17. Live at Massey Hall | Matthew Good: a nice return to form for Matt Good, this two-disc set (which also includes some cool acoustic stuff near the end) allows me to officially discount 2007's Hospital Music as an unfortunate misfire (and not a sign that he's on his way down, down, down). Looking forward to 2009's Vancouver.

16. The Slip | Nine Inch Nails: still haven't had a chance to unpack this like I should, but what I've heard, I like considerably. (And that's the best you're going to get from me on this album--sorry.)

15. Parc Avenue | Plants and Animals: a very interesting album, in that it starts out as a Frames album (as noted by Carrie) and then veers off into some sort of free-flowing jazz odyssey near the end.

14.
808s and Heartbreak | Kanye West:
it's perhaps fitting that the first Kanye album that I can legitimately say I like (as opposed to all the other times, when it was purely to boost my street cred) is the first one to get mixed reviews. I'm ok with that. I really am.

13. Cardinology | Ryan Adams and the Cardinals: I'm pleased to report that this album is more in line with Easy Tiger and Cold Roses (aka good albums) and not 29 and Jacksonville City Nights (ehm...bad). He's never going to be a chart-topper, but every album (even his lousy ones) is good for at least two beautifully written songs. Here, it starts very strong, with the first four tracks-- "Born Into the Light," "Go Easy," "Fix It," and "Magick"--providing as good a run as he's put together in five or six years, peters out for a bit, then builds back up to a strong finish ("Like Yesterday" followed by "Stop," a very solid closing track).

12. In Ghost Colours | Cut Copy: now, it's pretty rare for an electropop/dance-punk outfit to release an album that's strong from start to finish (usually there's a track or two that is almost unlistenable).

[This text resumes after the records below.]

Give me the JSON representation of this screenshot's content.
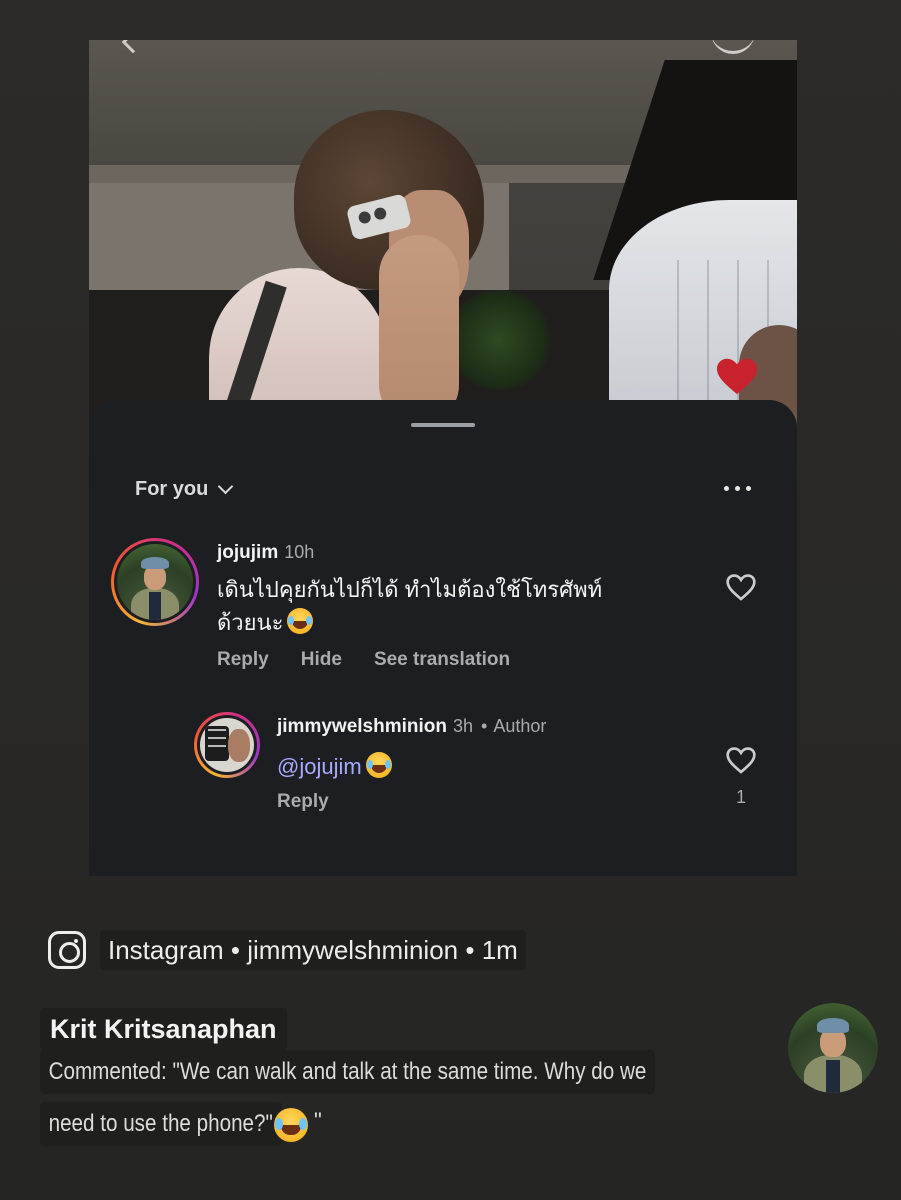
{
  "sheet": {
    "feed_filter": "For you",
    "comments": [
      {
        "username": "jojujim",
        "time": "10h",
        "text_line1": "เดินไปคุยกันไปก็ได้ ทำไมต้องใช้โทรศัพท์",
        "text_line2": "ด้วยนะ",
        "actions": [
          "Reply",
          "Hide",
          "See translation"
        ]
      }
    ],
    "replies": [
      {
        "username": "jimmywelshminion",
        "time": "3h",
        "badge": "Author",
        "mention": "@jojujim",
        "actions": [
          "Reply"
        ],
        "likes": "1"
      }
    ]
  },
  "share": {
    "source_app": "Instagram",
    "source_account": "jimmywelshminion",
    "source_age": "1m",
    "separator": "•",
    "commenter_name": "Krit Kritsanaphan",
    "comment_line1": "Commented: \"We can walk and talk at the same time. Why do we",
    "comment_line2": "need to use the phone?\"",
    "comment_trailing": "\""
  },
  "icons": {
    "feed_chevron": "chevron-down-icon",
    "more": "more-horizontal-icon",
    "like": "heart-outline-icon",
    "float_heart": "heart-filled-icon",
    "instagram": "instagram-icon",
    "emoji": "tears-of-joy-emoji"
  },
  "colors": {
    "background": "#292927",
    "sheet": "#1c1e21",
    "mention": "#a7a9ff",
    "heart_red": "#c8222c"
  }
}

For a long time, I thought the only exception was LCD Soundsystem (who, much to my dismay, didn't release an album in '08), but now I think I'll have to add Melbourne's Cut Copy to list, as each of the fifteen tracks here are almost perfectly crafted. Even if this sound isn't really your thing, I think you should check them out.

11. Saturdays=Youth | M83: a gorgeous record from a group that wasn't even on my radar until they released a cover of Bloc Party's "Pioneers" back in 2005. I bet you thought we didn't even need a Tangerine Dream for the 21st century. Well, I'm pleased to report that we do...and they're kind of awesome.

10. Intimacy | Bloc Party: Interestingly, as recently as four months ago, this was in danger of becoming the first Bloc Party album that I not only wasn't wild about but actually actively hated (to the point where I openly groaned when they busted out two new tracks at V-Fest), but I turned a corner in November. Do I wish Intimacy sounded more like Silent Alarm? Oh, absolutely...but I'm beginning to appreciate their foray into dance-punk. Which isn't, of course, to say that I'm altogether thrilled with this record (I think that "Mercury" is an especially poor--and, ultimately, completely empty--first single.) But Intimacy's saving grace is that for every forgettable or misguided track there's one that knocks you flat on your ass. (in this case: "Signs," which is dazzling).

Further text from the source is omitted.